有人慢慢地道:“齐万年聚众十万围攻泾阳县。”
司马畅心中一惊,毫不犹豫地道:“关闭城门!护驾!”他忽然发现那说话的声音有些像是王敞,转头一看,果然看见王敞站在门外,他大怒:“谁把王敞放出来的?来人,拉下去杀了!”
大厅外的人古怪的看着司马畅,没人理会他。司马畅大怒,长剑指着大厅外的人,厉声道:“你们敢违抗本王的旨意?”忽然,司马畅看到了站在最前面的人,手一抖,长剑掉在了地上,他用力的揉眼睛,仔细地看,猛然退回了几步,却被满地的杂物绊倒在地上,他全然顾不得,死死地盯着那人,嗓音尖锐无比:“胡问静!”
胡问静平静地看着司马畅,认真地道:“你还有什么遗言?”
司马畅浑身发抖,一定是有人私通胡问静,放胡问静进了长安城!这长安城中果然有无数人想要阴谋(夺)权!是他的弟弟,还是豪门大阀,或者是某个官员?他脑海中一瞬间掠过了几百个阴谋诡计,却都瞬间破碎,只剩下一个念头:“不要杀我!不要杀我!”他在地上倒退着爬行,眼角看到了胡问静背后的王敞,瞬间像是抓住了救命稻草:“表哥!救我!救我!表哥!”
王敞平静地看着司马畅,真没想到一个人可以无耻成这样,前脚要杀了他,后脚就求他救命。他转过了头,杀了一个十几岁的大孩子让他于心不忍,但是他还没蠢到做东郭先生。
司马畅心中恨极了王敞,王敞怎么可以不救他?他凄厉地喊叫:“表哥!我是你的表弟!救我啊!救我啊!”
胡问静慢慢向司马畅走近,司马畅连滚带爬地向后退缩,全然不管地上满是碎片和污渍,涕泪纵横地道:“胡问静……胡刺史……陛下!你为何要杀我?我投降,我愿意带十万大军向陛下投降!”
司马畅是亲眼看过西凉武威郡的人头京观的,胡问静shā • rén狂魔的印象深深地留在他的脑海中,他一点都不觉得自己有能力反抗,或者可以招呼守卫救驾。他只想活下去,只想不被砍下脑袋做成京观,为了活下去,他什么都能做。

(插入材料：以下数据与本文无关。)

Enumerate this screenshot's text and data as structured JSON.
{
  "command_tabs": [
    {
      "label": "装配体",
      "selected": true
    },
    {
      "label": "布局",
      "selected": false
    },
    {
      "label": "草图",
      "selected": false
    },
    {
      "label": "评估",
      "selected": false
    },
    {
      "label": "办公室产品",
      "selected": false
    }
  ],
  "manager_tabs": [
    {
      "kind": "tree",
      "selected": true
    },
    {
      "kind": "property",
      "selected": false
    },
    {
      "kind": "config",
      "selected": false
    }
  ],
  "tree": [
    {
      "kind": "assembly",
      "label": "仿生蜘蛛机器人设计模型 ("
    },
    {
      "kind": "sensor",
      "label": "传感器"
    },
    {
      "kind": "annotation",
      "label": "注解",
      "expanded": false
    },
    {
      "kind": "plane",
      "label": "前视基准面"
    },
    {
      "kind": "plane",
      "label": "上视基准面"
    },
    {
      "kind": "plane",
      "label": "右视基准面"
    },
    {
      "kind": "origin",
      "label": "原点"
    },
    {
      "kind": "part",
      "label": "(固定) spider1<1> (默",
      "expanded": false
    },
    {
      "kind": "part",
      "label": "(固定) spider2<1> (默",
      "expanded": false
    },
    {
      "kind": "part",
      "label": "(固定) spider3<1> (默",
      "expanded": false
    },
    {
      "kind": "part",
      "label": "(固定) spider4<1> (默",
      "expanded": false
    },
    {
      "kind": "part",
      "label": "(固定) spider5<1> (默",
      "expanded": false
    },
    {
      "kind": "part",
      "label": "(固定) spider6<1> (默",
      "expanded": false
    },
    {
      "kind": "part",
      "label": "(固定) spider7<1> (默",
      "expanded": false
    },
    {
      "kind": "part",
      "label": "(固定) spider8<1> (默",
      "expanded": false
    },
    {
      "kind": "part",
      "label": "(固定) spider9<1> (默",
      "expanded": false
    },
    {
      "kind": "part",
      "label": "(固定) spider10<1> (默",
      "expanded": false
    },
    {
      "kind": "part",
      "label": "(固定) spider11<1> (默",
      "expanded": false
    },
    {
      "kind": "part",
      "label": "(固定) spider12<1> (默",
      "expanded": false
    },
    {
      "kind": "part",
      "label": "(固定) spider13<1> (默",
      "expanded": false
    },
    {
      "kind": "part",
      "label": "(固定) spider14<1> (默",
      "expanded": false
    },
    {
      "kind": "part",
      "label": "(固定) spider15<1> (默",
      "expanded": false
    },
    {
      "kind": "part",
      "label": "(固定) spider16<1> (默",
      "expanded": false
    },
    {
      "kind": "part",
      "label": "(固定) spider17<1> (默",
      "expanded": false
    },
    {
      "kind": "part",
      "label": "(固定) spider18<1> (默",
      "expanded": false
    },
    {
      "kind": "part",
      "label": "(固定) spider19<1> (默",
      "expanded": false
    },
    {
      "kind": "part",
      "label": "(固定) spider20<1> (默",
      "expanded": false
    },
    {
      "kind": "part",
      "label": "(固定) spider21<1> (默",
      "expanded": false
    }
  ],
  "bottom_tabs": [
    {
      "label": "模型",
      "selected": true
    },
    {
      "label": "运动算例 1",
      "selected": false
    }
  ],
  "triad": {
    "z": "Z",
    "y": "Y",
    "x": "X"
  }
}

胡问静笑了,摇了摇头,踏进了一步:“投降?本座为什么需要你投降?”
司马畅拼命地向后爬,手上按到了被他砸碎的杯碗的锋利碎片,立刻鲜血淋漓,他却完全没有感觉出来,痛哭道:“陛下,有我在,这十万大军,这长安,这关中,陛下唾手可得!陛下!陛下!我真的可以把十万大军和关中送给陛下!”司马畅凄厉地哭着,胡问静称帝不就是为了天下吗?有了关中还怕不能占领天下吗?有关中的十万精锐大军在手,胡问静还会不能统一天下吗?
胡问静摇头,踏前一步:“本座没有这十万大军一样可以统一天下!”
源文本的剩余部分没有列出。